Posted by Lydia Merl | Boca Raton Yoga, South Florida Yoga


The fourth Yama (restraint) in Patanjali’s 8 Limbs of Yoga is Brahmacharya. In its most ancient and literal form, Brahmacharya means celibacy. In more modern day vernacular, Brahmacharya might mean holding yourself to the standard of leading a wholesome and clean life.

The concept of Brahmacharya can be thought of as being mindful as to where we put our energy. Will the reality TV show I’m about to watch bring me closer to the Divine? If not, why am I watching it? The same with violent movies and video games, and other forms of exploitative entertainment.

What about gossiping? Can you imagine a spiritual master (pick one)standing by the water cooler sharing the latest trivial scoop about someone else in the community? No.
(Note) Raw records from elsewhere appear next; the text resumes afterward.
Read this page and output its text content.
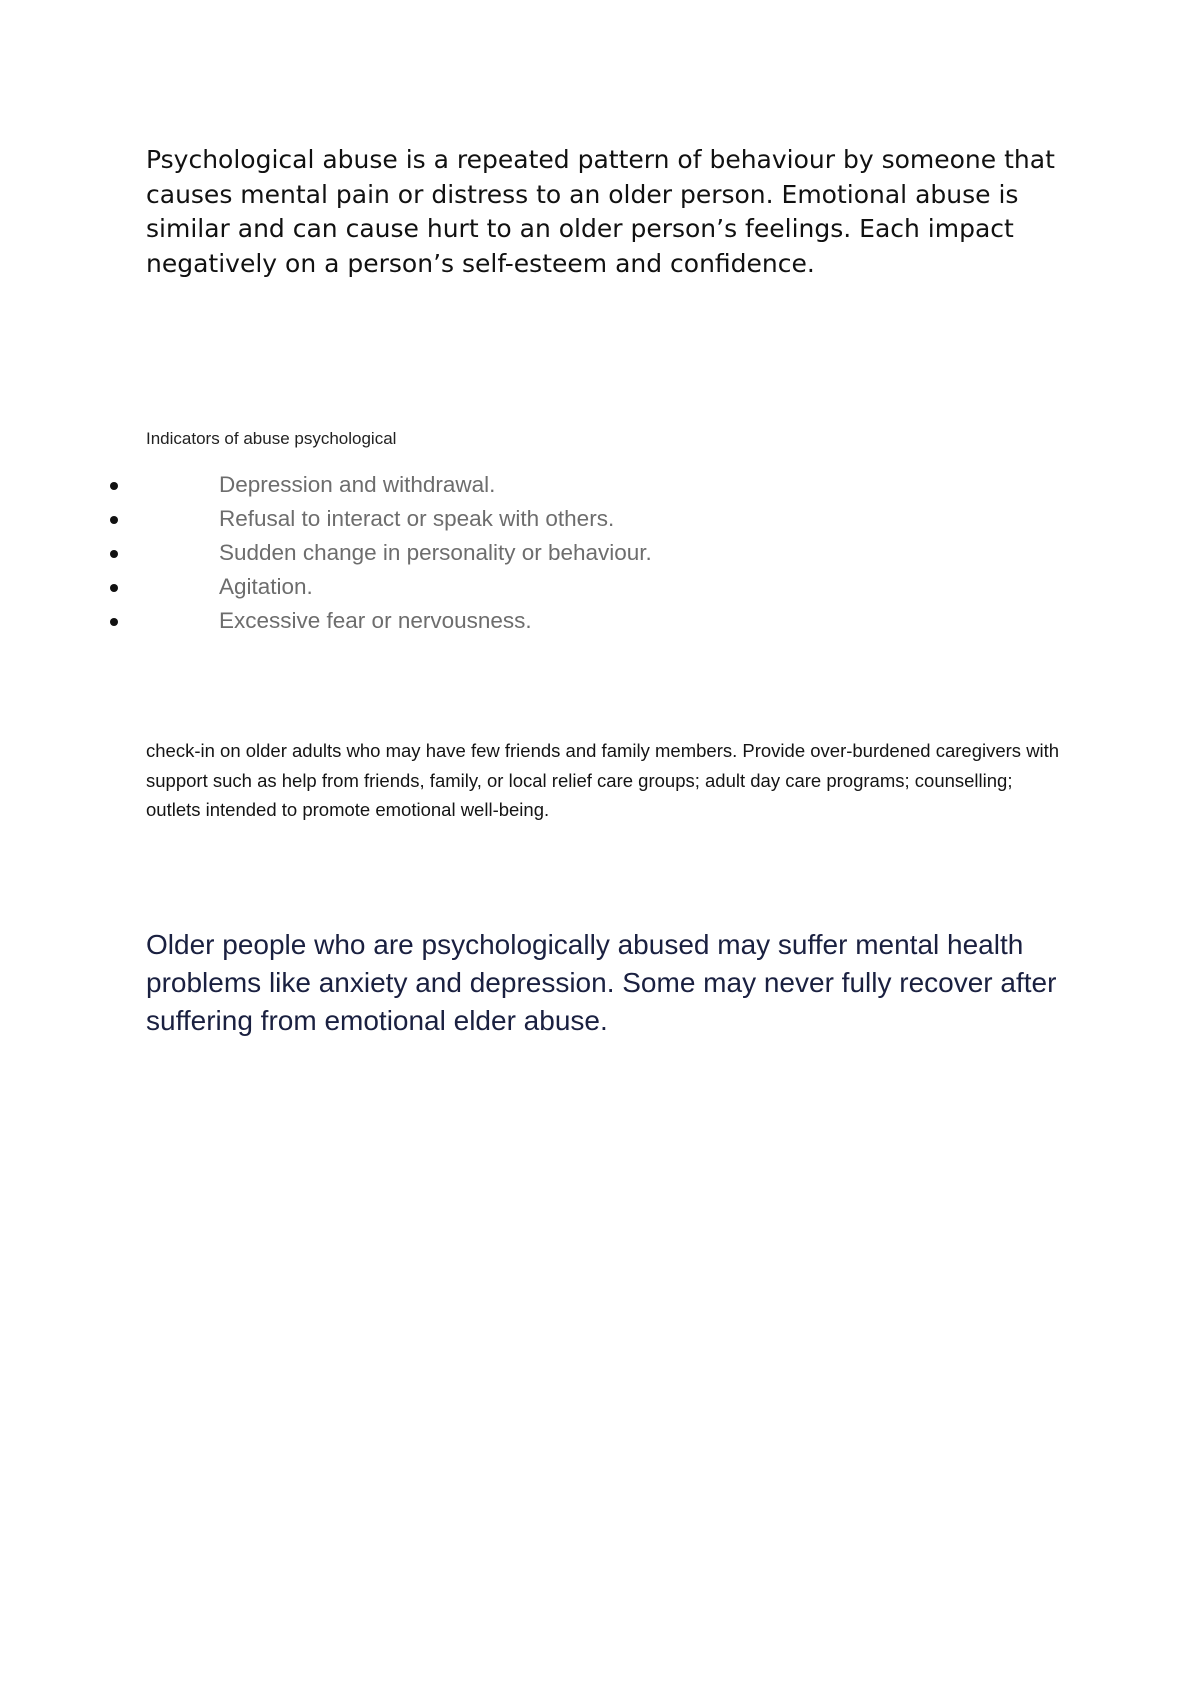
Psychological abuse is a repeated pattern of behaviour by someone that causes mental pain or distress to an older person. Emotional abuse is similar and can cause hurt to an older person’s feelings. Each impact negatively on a person’s self-esteem and confidence.

Indicators of abuse psychological

Depression and withdrawal.
Refusal to interact or speak with others.
Sudden change in personality or behaviour.
Agitation.
Excessive fear or nervousness.

check-in on older adults who may have few friends and family members. Provide over-burdened caregivers with support such as help from friends, family, or local relief care groups; adult day care programs; counselling; outlets intended to promote emotional well-being.

Older people who are psychologically abused may suffer mental health problems like anxiety and depression. Some may never fully recover after suffering from emotional elder abuse.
Brahmacharya might mean conserving the energy we were going to use for these types of activities and instead meditating, or studying, or completing an act of service. Before sitting down to watch The Kardashians, what would happen if we asked ourselves, “Is this program worthy of my time and attention? Is it serving my spiritual growth?” If not, maybe we decide to turn off the TV and instead say a prayer, or do something thoughtful for a neighbor or a friend? Or maybe just go to bed early to get enough sleep.

Brahmacharya might mean taking seriously the notion that your physical body is a gift, given to you by the Divine, and treating it that way. It might mean eating clean, and exercising in a healthy (not obsessive)way. It might be as simple as drinking more water or resting when the body needs rest.
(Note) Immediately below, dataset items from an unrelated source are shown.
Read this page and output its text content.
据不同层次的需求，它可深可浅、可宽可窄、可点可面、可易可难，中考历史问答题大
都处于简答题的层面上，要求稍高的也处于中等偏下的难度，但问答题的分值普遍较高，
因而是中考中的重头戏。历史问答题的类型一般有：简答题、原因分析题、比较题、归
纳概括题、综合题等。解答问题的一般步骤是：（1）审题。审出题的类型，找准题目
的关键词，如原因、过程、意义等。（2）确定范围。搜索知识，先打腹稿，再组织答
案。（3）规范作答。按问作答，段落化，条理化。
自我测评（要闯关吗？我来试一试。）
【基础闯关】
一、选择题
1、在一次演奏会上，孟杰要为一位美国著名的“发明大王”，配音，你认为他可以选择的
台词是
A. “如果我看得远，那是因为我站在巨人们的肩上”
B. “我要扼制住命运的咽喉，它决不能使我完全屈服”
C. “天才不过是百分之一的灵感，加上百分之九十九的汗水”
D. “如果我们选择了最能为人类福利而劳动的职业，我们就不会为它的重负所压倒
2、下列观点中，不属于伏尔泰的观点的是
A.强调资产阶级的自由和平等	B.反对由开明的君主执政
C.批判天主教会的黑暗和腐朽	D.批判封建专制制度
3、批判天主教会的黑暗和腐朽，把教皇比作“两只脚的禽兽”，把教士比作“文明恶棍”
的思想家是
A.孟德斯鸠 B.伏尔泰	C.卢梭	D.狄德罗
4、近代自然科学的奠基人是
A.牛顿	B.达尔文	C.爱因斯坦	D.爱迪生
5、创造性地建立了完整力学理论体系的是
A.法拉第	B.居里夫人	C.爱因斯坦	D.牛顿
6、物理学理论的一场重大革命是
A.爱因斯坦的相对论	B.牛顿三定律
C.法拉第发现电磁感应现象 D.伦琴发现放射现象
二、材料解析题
Brahmacharya might mean doing a moral inventory and asking ourselves just what it is we lust for (money, fame, recognition, sexual prowess, status, the perfect body, even spiritual growth, etc.), and being brave enough to delve deeper into why?

Brahmacharya might mean cultivating a daily prayer or meditation practice. It might mean, pausing and literally asking, What would Jesus, or Mohammed or Allah, or Gandhi, or Martin Luther King Jr. or Nelson Mandela or Mother Theresa,….what would they do, in this situation I’m grappling with?
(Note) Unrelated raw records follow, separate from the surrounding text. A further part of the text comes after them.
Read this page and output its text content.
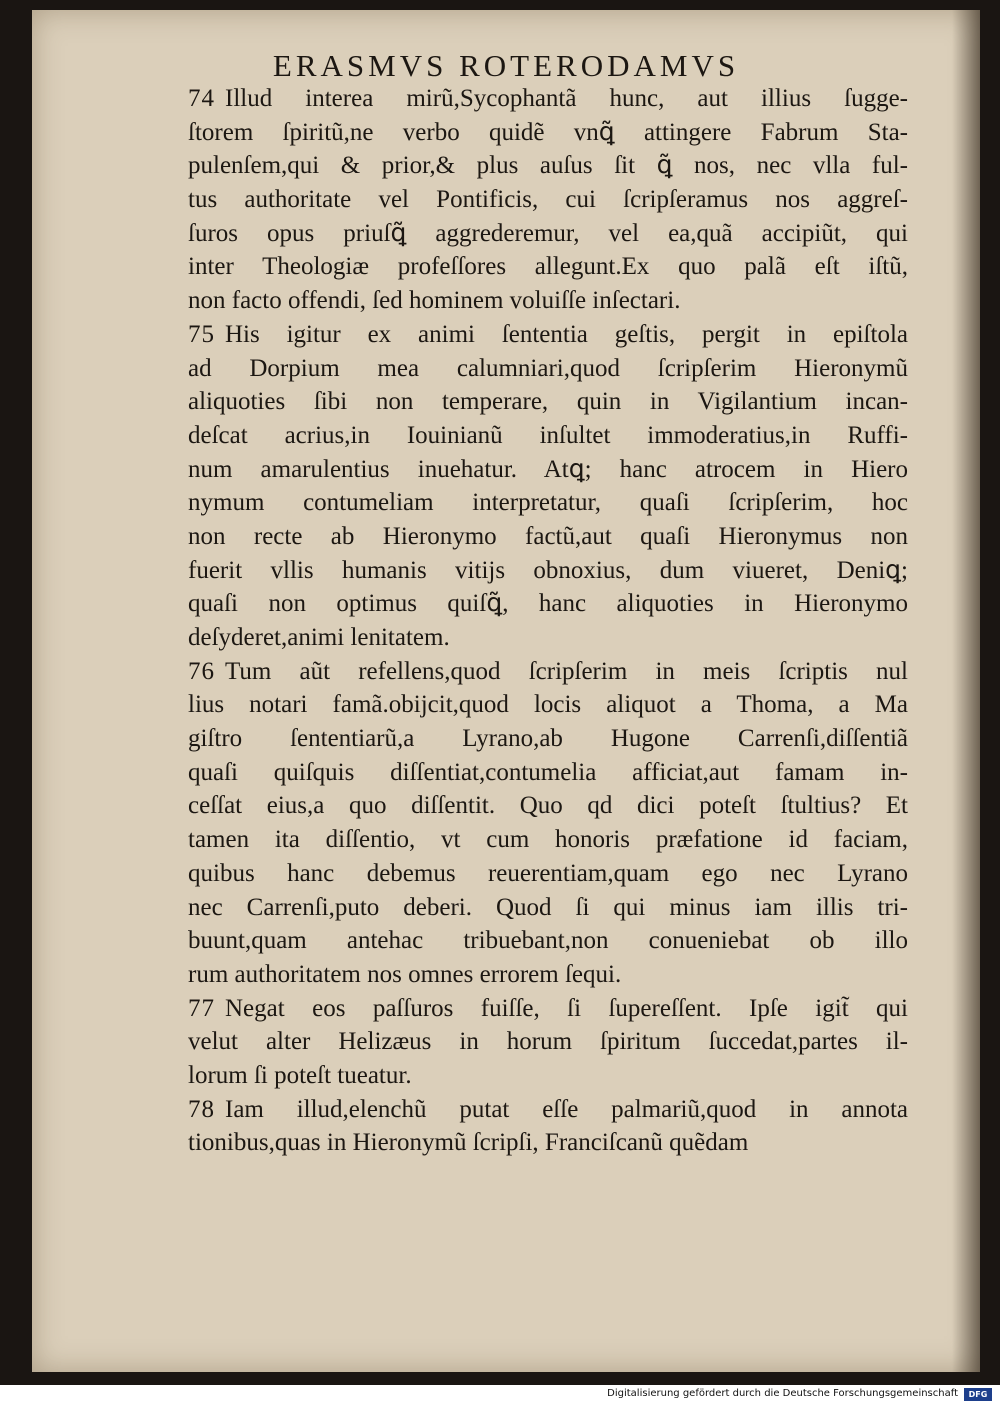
ERASMVS ROTERODAMVS
74 Illud interea mirũ,Sycophantã hunc, aut illius ſugge-
ſtorem ſpiritũ,ne verbo quidẽ vnꝗ̃ attingere Fabrum Sta-
pulenſem,qui & prior,& plus auſus ſit ꝗ̃ nos, nec vlla ful-
tus authoritate vel Pontificis, cui ſcripſeramus nos aggreſ-
ſuros opus priuſꝗ̃ aggrederemur, vel ea,quã accipiũt, qui
inter Theologiæ profeſſores allegunt.Ex quo palã eſt iſtũ,
non facto offendi, ſed hominem voluiſſe inſectari.
75 His igitur ex animi ſententia geſtis, pergit in epiſtola
ad Dorpium mea calumniari,quod ſcripſerim Hieronymũ
aliquoties ſibi non temperare, quin in Vigilantium incan-
deſcat acrius,in Iouinianũ inſultet immoderatius,in Ruffi-
num amarulentius inuehatur. Atꝗ; hanc atrocem in Hiero
nymum contumeliam interpretatur, quaſi ſcripſerim, hoc
non recte ab Hieronymo factũ,aut quaſi Hieronymus non
fuerit vllis humanis vitijs obnoxius, dum viueret, Deniꝗ;
quaſi non optimus quiſꝗ̃, hanc aliquoties in Hieronymo
deſyderet,animi lenitatem.
76 Tum aũt refellens,quod ſcripſerim in meis ſcriptis nul
lius notari famã.obijcit,quod locis aliquot a Thoma, a Ma
giſtro ſententiarũ,a Lyrano,ab Hugone Carrenſi,diſſentiã
quaſi quiſquis diſſentiat,contumelia afficiat,aut famam in-
ceſſat eius,a quo diſſentit. Quo qd dici poteſt ſtultius? Et
tamen ita diſſentio, vt cum honoris præfatione id faciam,
quibus hanc debemus reuerentiam,quam ego nec Lyrano
nec Carrenſi,puto deberi. Quod ſi qui minus iam illis tri-
buunt,quam antehac tribuebant,non conueniebat ob illo
rum authoritatem nos omnes errorem ſequi.
77 Negat eos paſſuros fuiſſe, ſi ſupereſſent. Ipſe igit̃ qui
velut alter Helizæus in horum ſpiritum ſuccedat,partes il-
lorum ſi poteſt tueatur.
78 Iam illud,elenchũ putat eſſe palmariũ,quod in annota
tionibus,quas in Hieronymũ ſcripſi, Franciſcanũ quẽdam
Digitalisierung gefördert durch die Deutsche Forschungsgemeinschaft	DFG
Back to sexuality. Brahmacharya might mean not misusing our bodies, (or the bodies of others) in a sexual way. Not exploiting another for one’s own pleasure, impulses or needs. In a modern world where celibacy isn’t a reality for most (and likely never was) it might mean at the very least treating sexual encounters as sacred.

Only you know what brings you into closer communion with the Divine.

Brahmacharya is about refraining from things that take us further away.